Register Cap Sweep: GEMM 4096x4096 on H100

(ms (lower is better))
32 regs (100% occ, heavy spills) 4.2 ms — spills dominate
4,200 ms (lower is better)
48 regs (87% occ, moderate spills) 2.8 ms — still spilling
2,800 ms (lower is better)
64 regs (67% occ, no spills) 1.5 ms — sweet spot
1,500 ms (lower is better)
80 regs (52% occ, no spills) 1.4 ms — marginal gain
1,400 ms (lower is better)
96 regs (44% occ, no spills) 1.45 ms — occupancy starts hurting
1,450 ms (lower is better)
128 regs (33% occ, no spills) 1.7 ms — too few warps
1,700 ms (lower is better)
  1. Consider algorithmic changes. If the kernel fundamentally needs more registers than the occupancy target allows, restructure the algorithm: smaller tiles, streaming computation, or multi-pass approaches.

Summary

The register file is the single most important resource to understand for GPU kernel optimization. Its 256 KB capacity per SM has remained constant across Volta, Ampere, and Hopper — while everything else (memory bandwidth, compute throughput, tensor core performance) has scaled dramatically. Every register consumed per thread directly reduces the number of concurrent warps, and the relationship is nonlinear due to granularity effects.
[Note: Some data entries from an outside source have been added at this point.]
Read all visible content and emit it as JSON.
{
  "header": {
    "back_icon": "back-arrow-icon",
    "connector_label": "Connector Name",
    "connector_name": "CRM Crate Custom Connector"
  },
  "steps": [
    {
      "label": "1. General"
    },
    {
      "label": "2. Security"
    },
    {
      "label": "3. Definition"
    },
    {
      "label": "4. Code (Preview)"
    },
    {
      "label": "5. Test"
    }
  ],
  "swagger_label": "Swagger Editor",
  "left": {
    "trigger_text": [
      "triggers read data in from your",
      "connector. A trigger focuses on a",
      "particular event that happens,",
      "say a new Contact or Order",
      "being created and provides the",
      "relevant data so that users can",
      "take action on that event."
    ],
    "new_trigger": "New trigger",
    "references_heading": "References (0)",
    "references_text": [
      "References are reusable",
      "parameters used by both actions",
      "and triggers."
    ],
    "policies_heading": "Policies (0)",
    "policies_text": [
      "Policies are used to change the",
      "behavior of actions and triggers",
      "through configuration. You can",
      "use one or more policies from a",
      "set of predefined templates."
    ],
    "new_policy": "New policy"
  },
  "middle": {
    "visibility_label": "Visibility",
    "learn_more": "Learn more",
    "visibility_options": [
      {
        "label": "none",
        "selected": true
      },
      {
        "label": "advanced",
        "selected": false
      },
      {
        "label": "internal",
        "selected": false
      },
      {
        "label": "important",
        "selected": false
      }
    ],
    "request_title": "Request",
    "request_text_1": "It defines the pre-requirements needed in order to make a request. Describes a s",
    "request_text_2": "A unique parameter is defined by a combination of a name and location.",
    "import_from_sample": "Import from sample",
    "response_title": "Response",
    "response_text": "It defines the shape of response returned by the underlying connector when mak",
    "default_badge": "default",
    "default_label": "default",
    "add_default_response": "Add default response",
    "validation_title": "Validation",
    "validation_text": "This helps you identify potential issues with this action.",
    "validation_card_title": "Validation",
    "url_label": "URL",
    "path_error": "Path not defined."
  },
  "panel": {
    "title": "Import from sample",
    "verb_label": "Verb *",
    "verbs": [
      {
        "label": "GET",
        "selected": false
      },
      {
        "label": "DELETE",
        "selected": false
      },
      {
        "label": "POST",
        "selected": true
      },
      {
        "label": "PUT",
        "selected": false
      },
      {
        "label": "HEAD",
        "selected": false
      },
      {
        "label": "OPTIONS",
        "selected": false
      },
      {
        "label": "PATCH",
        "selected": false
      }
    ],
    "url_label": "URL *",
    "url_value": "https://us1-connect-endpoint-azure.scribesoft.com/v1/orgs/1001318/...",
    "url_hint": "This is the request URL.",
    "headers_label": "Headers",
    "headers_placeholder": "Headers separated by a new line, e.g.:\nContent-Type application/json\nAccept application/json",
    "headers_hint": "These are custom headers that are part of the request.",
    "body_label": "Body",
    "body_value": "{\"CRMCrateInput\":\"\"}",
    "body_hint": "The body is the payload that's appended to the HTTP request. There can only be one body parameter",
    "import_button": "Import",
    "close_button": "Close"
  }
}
The optimization process: compile with -Xptxas -v to see register counts, use Nsight Compute’s Occupancy section to identify whether registers are the limiting factor, sweep register caps to find the performance-optimal point, and use __launch_bounds__ to communicate the target to the compiler. Avoid --maxrregcount as a global setting. Prefer register tiling over shared memory when possible — registers are faster and do not require synchronization.

The key insight: the optimal register count is almost never the minimum or the maximum. It is the point where the marginal cost of one more register (reduced occupancy, fewer warps for latency hiding) exactly equals the marginal benefit (one fewer spill, one less memory access). Finding that point requires measurement, not theory.